Nearly 21 months have passed since Marianne Bustin was terminated from her job of helping to prevent sexual assault at the Pennsylvania Air National Guard base in Horsham.

Bustin said commanders rejected her attempts to root out a fighter-pilot culture steeped in male chauvinism, sexual harassment, and discrimination, then removed her from the federally mandated position and revoked her victim-assistance credentials, leaving her unable to work in the field — even in the private sector.

Following a July 2020 Inquirer report about claims of sexual misconduct and hostile working conditions for women on the base — including interviews with seven current and former employees who backed Bustin’s claims — the National Guard launched its own investigation.

Now, Bustin, the base’s former sexual assault response coordinator, says she has been vindicated, at least partially.

An administrative judge with the U.S. Merit Systems Protection Board ruled last month that the National Guard had violated Bustin’s right to due process.

The judge said that it was wrong for the same brigadier general to have upheld the revocation of Bustin’s credentials, then to have made the final decision on her termination — which was based on her loss of credentials.

“They have to reinstate her,” said Bustin’s attorney, Debra D’Agostino. “She’s going to get her job back and have a clean record.”

» READ MORE: Rape jokes, vindictive culture in ‘old boys club’ at Horsham’s Air National Guard Station

The judge has not yet ruled on Bustin’s retaliation claim. A hearing on that is scheduled for next month.

Bustin, 58, who grew up in Kensington and now lives in Jenkintown, said she is hopeful that she will be able to get her credentials restored and resume working as a sexual assault response coordinator — ideally some place where she is “valued.”

“It’s hanging over my head,” Bustin said of the two-year ordeal.
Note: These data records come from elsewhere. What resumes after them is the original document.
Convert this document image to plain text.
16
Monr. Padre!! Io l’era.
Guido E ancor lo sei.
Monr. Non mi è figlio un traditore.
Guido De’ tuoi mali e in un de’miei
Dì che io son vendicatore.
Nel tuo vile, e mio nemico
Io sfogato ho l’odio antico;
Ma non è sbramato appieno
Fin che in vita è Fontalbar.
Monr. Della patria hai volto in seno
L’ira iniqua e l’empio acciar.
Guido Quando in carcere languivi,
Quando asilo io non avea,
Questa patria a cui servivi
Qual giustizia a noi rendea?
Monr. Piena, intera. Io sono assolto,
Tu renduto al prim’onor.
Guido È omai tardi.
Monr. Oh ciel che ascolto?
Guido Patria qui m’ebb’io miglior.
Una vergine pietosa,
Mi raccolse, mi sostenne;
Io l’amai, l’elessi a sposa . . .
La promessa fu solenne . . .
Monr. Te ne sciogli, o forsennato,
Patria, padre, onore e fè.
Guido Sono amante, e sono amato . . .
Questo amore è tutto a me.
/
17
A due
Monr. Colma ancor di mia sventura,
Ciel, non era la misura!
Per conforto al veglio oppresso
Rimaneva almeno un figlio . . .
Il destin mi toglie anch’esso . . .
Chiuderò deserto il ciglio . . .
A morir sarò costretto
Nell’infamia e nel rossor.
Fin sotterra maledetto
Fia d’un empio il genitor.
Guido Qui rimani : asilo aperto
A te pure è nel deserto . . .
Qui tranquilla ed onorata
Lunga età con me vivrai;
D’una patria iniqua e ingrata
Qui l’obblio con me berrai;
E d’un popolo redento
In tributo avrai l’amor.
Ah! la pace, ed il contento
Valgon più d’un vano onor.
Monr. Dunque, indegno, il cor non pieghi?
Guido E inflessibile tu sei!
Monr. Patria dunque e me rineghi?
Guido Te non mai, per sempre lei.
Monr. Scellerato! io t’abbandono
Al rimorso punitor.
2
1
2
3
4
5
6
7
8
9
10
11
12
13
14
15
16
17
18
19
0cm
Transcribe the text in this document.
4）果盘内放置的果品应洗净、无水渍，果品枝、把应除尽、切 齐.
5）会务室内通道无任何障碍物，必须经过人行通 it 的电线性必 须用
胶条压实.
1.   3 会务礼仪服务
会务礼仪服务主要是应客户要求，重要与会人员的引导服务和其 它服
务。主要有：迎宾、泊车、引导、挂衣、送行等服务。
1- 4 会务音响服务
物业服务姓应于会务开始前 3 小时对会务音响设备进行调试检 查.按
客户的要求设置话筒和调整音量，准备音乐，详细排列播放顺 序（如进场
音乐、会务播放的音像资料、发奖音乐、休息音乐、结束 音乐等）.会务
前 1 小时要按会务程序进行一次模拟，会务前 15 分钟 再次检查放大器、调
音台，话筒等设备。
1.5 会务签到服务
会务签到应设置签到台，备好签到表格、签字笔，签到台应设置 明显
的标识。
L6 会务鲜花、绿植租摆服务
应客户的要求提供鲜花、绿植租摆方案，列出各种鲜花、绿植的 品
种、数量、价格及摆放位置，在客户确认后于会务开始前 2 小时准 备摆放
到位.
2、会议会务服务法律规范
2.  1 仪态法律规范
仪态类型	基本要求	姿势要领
Before arriving in Horsham in 2016, Bustin had been commended for her work handling sexual assault cases for the U.S. Coast Guard in Cape May. She also had served in the Navy for more than 20 years.

“The question will be how does one resurrect my reputation across the SAPR community?” she asked, referring to sexual assault prevention and response.

Meanwhile, the National Guard’s investigation into sexual harassment and other problems on the Horsham base appears to be nearing an end.

Brad Rhen, a spokesperson for the Pennsylvania National Guard, said Friday that the investigation is in the “final editing process.” He declined to comment on Bustin’s case specifically, citing the upcoming hearing.

In the July 2020 Inquirer report, employees described guardsmen at the base telling rape jokes and dismissing programs designed to address sexual misconduct. Leaders, employees said, did little to stop the behavior.

» READ MORE: Congresswomen ask Pa. National Guard to look into sexual harassment, retaliation complaints at Horsham base

One former victim’s advocate told The Inquirer that she’d been advised by older enlisted women to “never wear leggings or tight fitting clothing,” but that she’d faced harassment on “so many different occasions.”

“They were very dismissive,” she said. “Their attitude about the sexual assault program was, ‘We don’t need it because it doesn’t happen here.’”

Bustin said a colonel had nicknamed her “the Maytag repairman” because he didn’t believe her job was necessary.

That Inquirer report prompted two Philadelphia-area congresswomen — U.S. Rep. Chrissy Houlahan, a former Air Force officer and founder of the Servicewomen and Women Veterans Caucus, and U.S. Rep. Madeleine Dean, whose district includes the base — to ask the Pennsylvania National Guard to address the allegations.

With the investigation dragging on, Houlahan raised the issue again last month during a House Armed Services Committee hearing, pointing out the repeated delays and pressing Gen. Daniel Hokanson, chief of the National Guard Bureau, for an update.

“It has been, frankly, a very lengthy process,” Houlahan said in an interview, referring to the Horsham investigation. “It seems, in my opinion, to be going more slowly than anybody would like.”

In December 2020, Maj. Gen. Anthony Carrelli, then the head of the Pennsylvania National Guard, retired. He was followed a few months later by Col. William Griffin, the commander of the Horsham attack wing who Bustin and other employees had blamed for many problems on the base. Attempts to reach Griffin were unsuccessful.

Formerly the Naval Air Station Joint Reserve Base Willow Grove, the Horsham Air Guard Station is now the control center for MQ-9 Reaper drones.